Я валялся в зарослях гигантского мха и глазел сквозь листоветки на густые облака, мчащиеся в желтом небе. Мне не было холодно, потому что армилиновая спецовка позволяла не чувствовать холода или жары в диапазоне от минус до плюс шестидесяти по Цельсию. Есть мне не хотелось, пить тоже, и чем себя занять сегодня, я не знал. Глянув на датчики температуры воздуха, земного времени и показателей моего тела на рукаве спецовки, я подумал, что после моей смерти армилиновая тряпка еще долго будет высвечивать эти бесполезные числа и значки. Атомная батарейка почти вечна, в отличие от меня. Лето закончилось, осень уже покусывала холодными ветрами и первым инеем. Стыдно признаться, но я с нетерпением ждал зимы и иногда протыкал пальцем листоветки папоротника, проверяя сок на содержание спирта. Но «бар» пока не открылся. Ничего, я дождусь. Когда валяться надоело, я побрел к берегу, рассчитывая поймать двухвостку, чтобы нажарить себе грибов. Некоторые из грибов, которые я наугад пробовал, оказались не просто съедобными, а даже вкусными, и я хотел съесть их в жареном виде. На берегу, метрах в пятидесяти от меня, я заметил жонглера и удивился – они почти никогда не выходили из своих оранжевых сфер на открытых местах, да и вообще покидали сферы нечасто. Спрятавшись за кочкой, я наблюдал за тем, что он делает.

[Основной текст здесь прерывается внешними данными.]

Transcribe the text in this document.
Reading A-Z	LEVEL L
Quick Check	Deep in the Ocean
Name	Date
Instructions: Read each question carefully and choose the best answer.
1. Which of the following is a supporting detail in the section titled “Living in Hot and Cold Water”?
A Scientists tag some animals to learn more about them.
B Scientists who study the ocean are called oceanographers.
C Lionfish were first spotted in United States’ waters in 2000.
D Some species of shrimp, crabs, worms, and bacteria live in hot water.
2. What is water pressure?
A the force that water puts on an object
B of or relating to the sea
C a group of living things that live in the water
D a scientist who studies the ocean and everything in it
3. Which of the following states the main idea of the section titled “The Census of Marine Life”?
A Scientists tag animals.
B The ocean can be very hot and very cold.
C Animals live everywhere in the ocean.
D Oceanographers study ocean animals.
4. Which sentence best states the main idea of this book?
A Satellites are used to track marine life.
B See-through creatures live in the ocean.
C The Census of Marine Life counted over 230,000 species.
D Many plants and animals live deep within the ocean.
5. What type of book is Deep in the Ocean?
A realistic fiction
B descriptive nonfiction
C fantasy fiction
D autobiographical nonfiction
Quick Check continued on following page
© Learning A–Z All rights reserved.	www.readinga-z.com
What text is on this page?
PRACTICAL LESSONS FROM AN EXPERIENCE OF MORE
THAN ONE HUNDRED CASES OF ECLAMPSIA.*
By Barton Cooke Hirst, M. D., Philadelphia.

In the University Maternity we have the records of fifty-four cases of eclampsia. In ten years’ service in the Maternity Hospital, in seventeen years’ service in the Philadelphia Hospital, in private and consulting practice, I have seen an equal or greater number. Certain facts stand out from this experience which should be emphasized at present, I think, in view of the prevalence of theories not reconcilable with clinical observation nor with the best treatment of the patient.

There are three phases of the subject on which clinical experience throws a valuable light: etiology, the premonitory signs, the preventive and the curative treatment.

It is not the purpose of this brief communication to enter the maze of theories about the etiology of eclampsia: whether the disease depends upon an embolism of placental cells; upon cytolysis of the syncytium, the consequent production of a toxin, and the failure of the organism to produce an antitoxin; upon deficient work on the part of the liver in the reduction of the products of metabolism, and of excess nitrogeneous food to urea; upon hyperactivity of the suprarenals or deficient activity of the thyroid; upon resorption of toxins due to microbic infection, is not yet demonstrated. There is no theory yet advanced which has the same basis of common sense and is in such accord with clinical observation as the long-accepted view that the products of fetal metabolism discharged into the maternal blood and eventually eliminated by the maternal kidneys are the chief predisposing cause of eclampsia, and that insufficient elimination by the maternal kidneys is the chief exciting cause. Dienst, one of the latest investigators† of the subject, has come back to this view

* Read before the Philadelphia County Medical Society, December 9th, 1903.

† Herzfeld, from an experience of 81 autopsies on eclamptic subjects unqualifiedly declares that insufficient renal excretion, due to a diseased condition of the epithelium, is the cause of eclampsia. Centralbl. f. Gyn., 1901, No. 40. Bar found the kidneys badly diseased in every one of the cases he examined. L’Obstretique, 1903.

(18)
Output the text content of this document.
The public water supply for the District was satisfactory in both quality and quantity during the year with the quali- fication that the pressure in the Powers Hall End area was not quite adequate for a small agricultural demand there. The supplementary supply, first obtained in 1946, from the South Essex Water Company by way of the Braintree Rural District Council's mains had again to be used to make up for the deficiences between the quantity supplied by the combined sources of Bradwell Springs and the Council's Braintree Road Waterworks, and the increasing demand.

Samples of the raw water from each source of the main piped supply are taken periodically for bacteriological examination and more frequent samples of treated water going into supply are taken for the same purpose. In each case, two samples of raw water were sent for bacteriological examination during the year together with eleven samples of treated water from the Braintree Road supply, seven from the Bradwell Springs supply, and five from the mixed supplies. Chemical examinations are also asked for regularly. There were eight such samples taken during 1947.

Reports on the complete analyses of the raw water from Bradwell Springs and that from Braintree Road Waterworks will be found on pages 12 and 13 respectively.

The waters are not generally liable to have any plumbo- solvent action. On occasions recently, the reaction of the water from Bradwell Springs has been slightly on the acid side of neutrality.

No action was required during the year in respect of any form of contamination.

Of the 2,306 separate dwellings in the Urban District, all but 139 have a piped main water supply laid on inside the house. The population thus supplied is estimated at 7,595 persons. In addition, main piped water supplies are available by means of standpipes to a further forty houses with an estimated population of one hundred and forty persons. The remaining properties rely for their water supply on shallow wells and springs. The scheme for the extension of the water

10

Сфера сначала растянулась во все стороны и стало видно, что оранжевые шарики плазмы держат форму шестигранных сот. Жонглер оставался на черном песке и как-то странно возился. Я подобрался поближе, чтобы лучше видеть происходящее. Тело жонглера конвульсивно сжималось и растягивалось, шарики держали широкий строй, и я не мог понять – что значит вся эта пантомима. Он заболел и умирает или исполняет какой-то ритуал?